Question

A liquid of density $12{\text{ kg}}{{\text{m}}^{ - 3}}$ exerts a pressure of 600 Pa a point inside a liquid. What is the height of the liquid column above that point? $\left( {g = 10{\text{ m}}{{\text{s}}^{ - 2}}} \right)$
A. 4 m
B. 5 m
C. 6 m
D. 7 m

Answer 1

In the question, we need to determine the height of the liquid column where the pressure is 600 Pascal inside the liquid column having the liquid density of $12{\text{ kg}}{{\text{m}}^{ - 3}}$. For this, we will use the relation between the pressure, the density of the liquid, and the height of the column, which is given as $P = \rho gh$.

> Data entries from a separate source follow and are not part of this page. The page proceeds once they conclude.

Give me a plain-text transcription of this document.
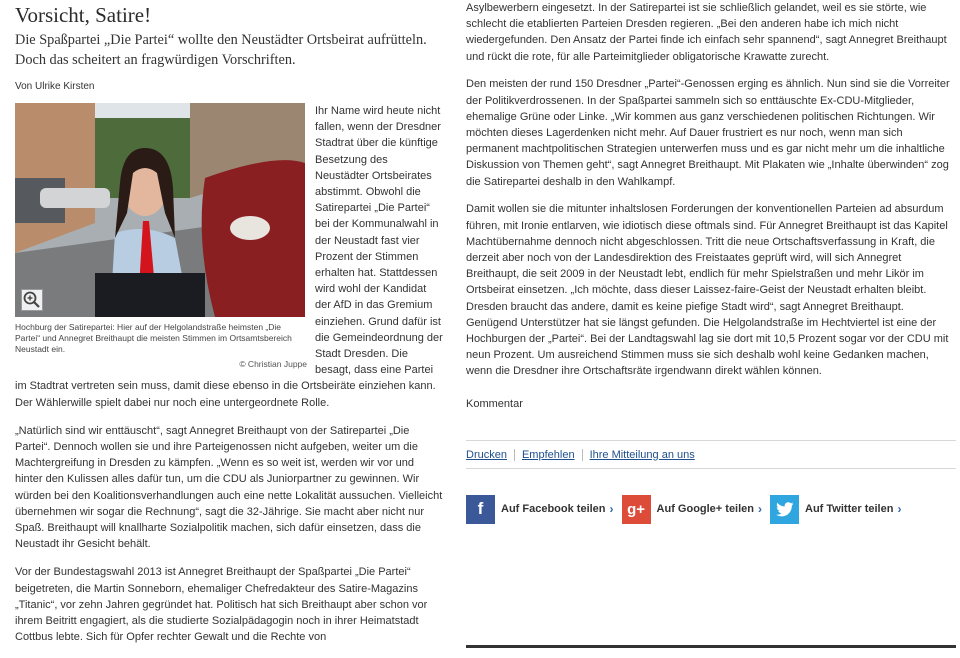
Vorsicht, Satire!

Die Spaßpartei „Die Partei“ wollte den Neustädter Ortsbeirat aufrütteln. Doch das scheitert an fragwürdigen Vorschriften.

Von Ulrike Kirsten

Hochburg der Satirepartei: Hier auf der Helgolandstraße heimsten „Die Partei“ und Annegret Breithaupt die meisten Stimmen im Ortsamtsbereich Neustadt ein.
© Christian Juppe

Ihr Name wird heute nicht fallen, wenn der Dresdner Stadtrat über die künftige Besetzung des Neustädter Ortsbeirates abstimmt. Obwohl die Satirepartei „Die Partei“ bei der Kommunalwahl in der Neustadt fast vier Prozent der Stimmen erhalten hat. Stattdessen wird wohl der Kandidat der AfD in das Gremium einziehen. Grund dafür ist die Gemeindeordnung der Stadt Dresden. Die besagt, dass eine Partei im Stadtrat vertreten sein muss, damit diese ebenso in die Ortsbeiräte einziehen kann. Der Wählerwille spielt dabei nur noch eine untergeordnete Rolle.

„Natürlich sind wir enttäuscht“, sagt Annegret Breithaupt von der Satirepartei „Die Partei“. Dennoch wollen sie und ihre Parteigenossen nicht aufgeben, weiter um die Machtergreifung in Dresden zu kämpfen. „Wenn es so weit ist, werden wir vor und hinter den Kulissen alles dafür tun, um die CDU als Juniorpartner zu gewinnen. Wir würden bei den Koalitionsverhandlungen auch eine nette Lokalität aussuchen. Vielleicht übernehmen wir sogar die Rechnung“, sagt die 32-Jährige. Sie macht aber nicht nur Spaß. Breithaupt will knallharte Sozialpolitik machen, sich dafür einsetzen, dass die Neustadt ihr Gesicht behält.

Vor der Bundestagswahl 2013 ist Annegret Breithaupt der Spaßpartei „Die Partei“ beigetreten, die Martin Sonneborn, ehemaliger Chefredakteur des Satire-Magazins „Titanic“, vor zehn Jahren gegründet hat. Politisch hat sich Breithaupt aber schon vor ihrem Beitritt engagiert, als die studierte Sozialpädagogin noch in ihrer Heimatstadt Cottbus lebte. Sich für Opfer rechter Gewalt und die Rechte von

Asylbewerbern eingesetzt. In der Satirepartei ist sie schließlich gelandet, weil es sie störte, wie schlecht die etablierten Parteien Dresden regieren. „Bei den anderen habe ich mich nicht wiedergefunden. Den Ansatz der Partei finde ich einfach sehr spannend“, sagt Annegret Breithaupt und rückt die rote, für alle Parteimitglieder obligatorische Krawatte zurecht.

Den meisten der rund 150 Dresdner „Partei“-Genossen erging es ähnlich. Nun sind sie die Vorreiter der Politikverdrossenen. In der Spaßpartei sammeln sich so enttäuschte Ex-CDU-Mitglieder, ehemalige Grüne oder Linke. „Wir kommen aus ganz verschiedenen politischen Richtungen. Wir möchten dieses Lagerdenken nicht mehr. Auf Dauer frustriert es nur noch, wenn man sich permanent machtpolitischen Strategien unterwerfen muss und es gar nicht mehr um die inhaltliche Diskussion von Themen geht“, sagt Annegret Breithaupt. Mit Plakaten wie „Inhalte überwinden“ zog die Satirepartei deshalb in den Wahlkampf.

Damit wollen sie die mitunter inhaltslosen Forderungen der konventionellen Parteien ad absurdum führen, mit Ironie entlarven, wie idiotisch diese oftmals sind. Für Annegret Breithaupt ist das Kapitel Machtübernahme dennoch nicht abgeschlossen. Tritt die neue Ortschaftsverfassung in Kraft, die derzeit aber noch von der Landesdirektion des Freistaates geprüft wird, will sich Annegret Breithaupt, die seit 2009 in der Neustadt lebt, endlich für mehr Spielstraßen und mehr Likör im Ortsbeirat einsetzen. „Ich möchte, dass dieser Laissez-faire-Geist der Neustadt erhalten bleibt. Dresden braucht das andere, damit es keine piefige Stadt wird“, sagt Annegret Breithaupt. Genügend Unterstützer hat sie längst gefunden. Die Helgolandstraße im Hechtviertel ist eine der Hochburgen der „Partei“. Bei der Landtagswahl lag sie dort mit 10,5 Prozent sogar vor der CDU mit neun Prozent. Um ausreichend Stimmen muss sie sich deshalb wohl keine Gedanken machen, wenn die Dresdner ihre Ortschaftsräte irgendwann direkt wählen können.

Kommentar
Drucken Empfehlen Ihre Mitteilung an uns
f Auf Facebook teilen › g+ Auf Google+ teilen ›	Auf Twitter teilen ›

Complete step by step answer:

The product of the density of the liquid, acceleration due to gravity, and the height of the liquid column gives the pressure of the liquid at that point. Mathematically, $P = \rho gh$ where $\rho$ is the density of the liquid in $kg{m^{ - 3}}$, ‘g’ is the acceleration due to gravity in $m{s^{ - 2}}$ and ‘h’ is the height of the liquid column where pressure is to be determined in Pascal.

So, substitute $P = 600{\text{ Pa}}$, $\rho = 12{\text{ kg}}{{\text{m}}^{ - 3}}$ and $g = 10{\text{ m}}{{\text{s}}^{ - 2}}$ in the formula $P = \rho gh$ to determine the height of the liquid column above the point where the pressure is given.

$P = \rho gh \\\ \Rightarrow 600 = 12 \times 10 \times h \\\ \Rightarrow 600 = 120h - - - - (i) \\\$

Divide the term with the unknown quantity ‘h’ to both sides of the equation (i) as:

$\dfrac{{600}}{{120}} = \dfrac{{120h}}{{120}} \\\ \Rightarrow h = 5{\text{ m}} \\\$

Hence, the height of the liquid column above the point where the pressure is 600 Pascal inside the liquid column having the liquid density of $12{\text{ kg}}{{\text{m}}^{ - 3}}$ is 5 meters.

Option B is correct.

Note: Students should be aware while using the value of the acceleration due to gravity. Here in the question, it is already mentioned to use the value as $\left( {g = 10{\text{ m}}{{\text{s}}^{ - 2}}} \right)$.